Comment by cryptonector

Comment by cryptonector 20 hours ago

6 replies

Here's the problem though: people have used the absence of tooling to justify the creation of new, supposedly-superior schemas and codecs that by definition have strictly less tooling available on day zero and which invariably turn out to be worse than ASN.1/DER were in 1984 because the authors also refused to study the literature to see what good ideas they could pick up. That's how we end up with:

- PB being a TLV encoding, just like DER, with all the same problems

   (Instead PB should have been inspired by XDR or OER, but not DER.)

 - PB's IDL requiring explicitly tagging every field of every data structure(!) even though ASN.1 never required tagging every field, and even though ASN.1 eventually adopted automatic tagging.

 - PB's very naive approach to extensibility that is just like 1984 ASN.1's.
It's a mistake.

Some people, when faced with a dearth of tooling, will write said tooling.
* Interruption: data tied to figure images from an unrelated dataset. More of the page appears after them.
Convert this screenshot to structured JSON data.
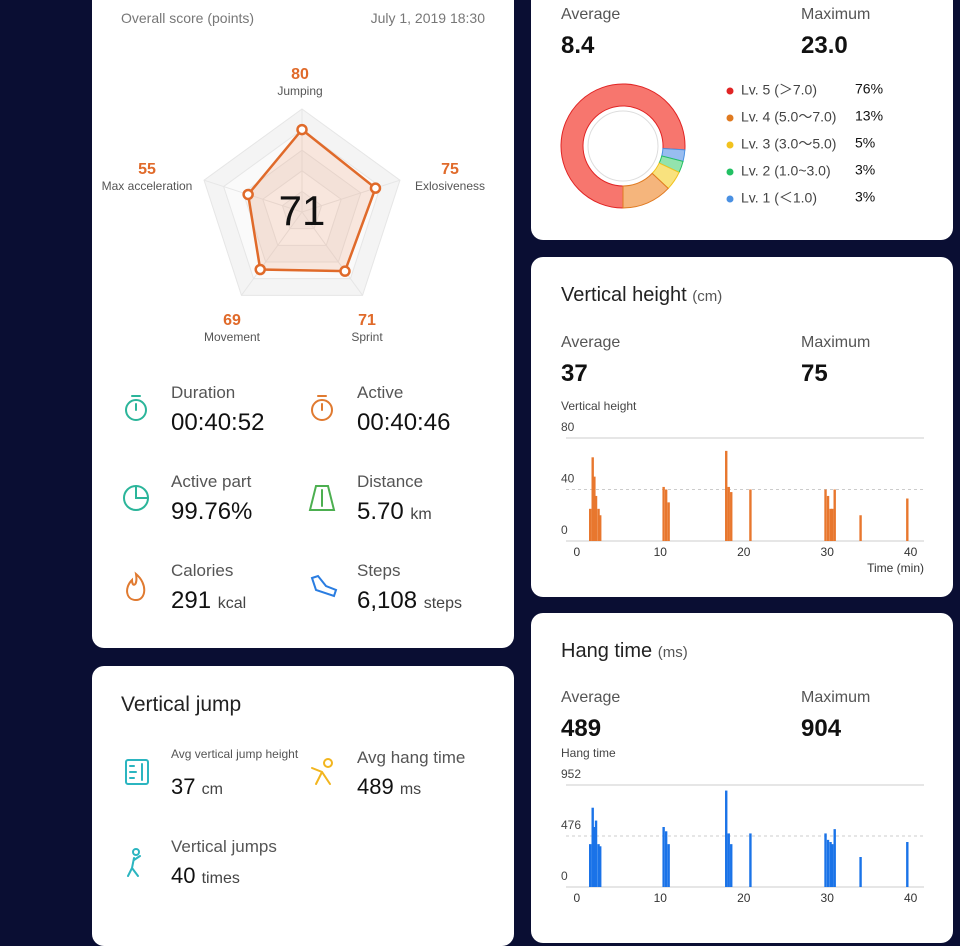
{
  "score_card": {
    "header": "Overall score (points)",
    "date": "July 1, 2019 18:30",
    "stats": [
      {
        "label": "Duration",
        "value": "00:40:52"
      },
      {
        "label": "Active",
        "value": "00:40:46"
      },
      {
        "label": "Active part",
        "value": "99.76%"
      },
      {
        "label": "Distance",
        "value": "5.70",
        "unit": "km"
      },
      {
        "label": "Calories",
        "value": "291",
        "unit": "kcal"
      },
      {
        "label": "Steps",
        "value": "6,108",
        "unit": "steps"
      }
    ]
  },
  "vertical_jump_card": {
    "title": "Vertical jump",
    "stats": [
      {
        "label": "Avg vertical jump height",
        "value": "37",
        "unit": "cm"
      },
      {
        "label": "Avg hang time",
        "value": "489",
        "unit": "ms"
      },
      {
        "label": "Vertical jumps",
        "value": "40",
        "unit": "times"
      }
    ]
  },
  "intensity_card": {
    "stats": [
      {
        "label": "Average",
        "value": "8.4"
      },
      {
        "label": "Maximum",
        "value": "23.0"
      }
    ]
  },
  "vertical_height_card": {
    "title": "Vertical height",
    "unit": "(cm)",
    "stats": [
      {
        "label": "Average",
        "value": "37"
      },
      {
        "label": "Maximum",
        "value": "75"
      }
    ]
  },
  "hang_time_card": {
    "title": "Hang time",
    "unit": "(ms)",
    "stats": [
      {
        "label": "Average",
        "value": "489"
      },
      {
        "label": "Maximum",
        "value": "904"
      }
    ]
  },
  "chart_data": [
    {
      "type": "radar",
      "center_value": 71,
      "categories": [
        "Jumping",
        "Exlosiveness",
        "Sprint",
        "Movement",
        "Max acceleration"
      ],
      "values": [
        80,
        75,
        71,
        69,
        55
      ],
      "rlim": [
        0,
        100
      ],
      "color": "#e06a2a"
    },
    {
      "type": "donut",
      "categories": [
        "Lv. 5 (＞7.0)",
        "Lv. 4 (5.0～7.0)",
        "Lv. 3 (3.0～5.0)",
        "Lv. 2 (1.0~3.0)",
        "Lv. 1 (＜1.0)"
      ],
      "values": [
        76,
        13,
        5,
        3,
        3
      ],
      "value_labels": [
        "76%",
        "13%",
        "5%",
        "3%",
        "3%"
      ],
      "colors": [
        "#f7766e",
        "#f5b57c",
        "#f9e27e",
        "#93e3ad",
        "#98bdf0"
      ],
      "legend_colors": [
        "#e02424",
        "#e07a20",
        "#f2c21e",
        "#22c063",
        "#4a90e2"
      ]
    },
    {
      "type": "bar",
      "ylabel": "Vertical height",
      "xlabel": "Time (min)",
      "color": "#e8772e",
      "x": [
        1.6,
        1.9,
        2.1,
        2.3,
        2.6,
        2.8,
        10.4,
        10.7,
        11.0,
        17.9,
        18.2,
        18.5,
        20.8,
        29.8,
        30.1,
        30.4,
        30.6,
        30.9,
        34.0,
        39.6
      ],
      "values": [
        25,
        65,
        50,
        35,
        25,
        20,
        42,
        40,
        30,
        70,
        42,
        38,
        40,
        40,
        35,
        25,
        25,
        40,
        20,
        33
      ],
      "xlim": [
        -1.3,
        41.6
      ],
      "xticks": [
        0,
        10,
        20,
        30,
        40
      ],
      "ylim": [
        0,
        80
      ],
      "yticks": [
        0,
        40,
        80
      ],
      "grid": true
    },
    {
      "type": "bar",
      "ylabel": "Hang time",
      "color": "#1a73e8",
      "x": [
        1.6,
        1.9,
        2.1,
        2.3,
        2.6,
        2.8,
        10.4,
        10.7,
        11.0,
        17.9,
        18.2,
        18.5,
        20.8,
        29.8,
        30.1,
        30.4,
        30.6,
        30.9,
        34.0,
        39.6
      ],
      "values": [
        400,
        740,
        560,
        620,
        400,
        380,
        560,
        520,
        400,
        900,
        500,
        400,
        500,
        500,
        440,
        420,
        400,
        540,
        280,
        420
      ],
      "xlim": [
        -1.3,
        41.6
      ],
      "xticks": [
        0,
        10,
        20,
        30,
        40
      ],
      "ylim": [
        0,
        952
      ],
      "yticks": [
        0,
        476,
        952
      ],
      "grid": true
    }
  ]
}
Other people will say that the technology in question is a nightmare, and some of those people will then go on to invent a worse wheel.

I'd be ecstatic to use something other than ASN.1 if it wasn't a poor reinvention of it.

morshu9001 17 hours ago

Protobuf ended up having more tooling in the end though, and it didn't take very long to get there. This is like how JSON replaced XML for many use cases.

  • cryptonector 17 hours ago

    If they had put the same energy towards building tooling for an existing IDL/codec then they would have had strictly less work to do. Besides being inefficient in the use of their resources they also saddled us with 15th system (probably more like a 25th system, but you get the reference), and a poor one at that. There is really nothing much good to say about PB.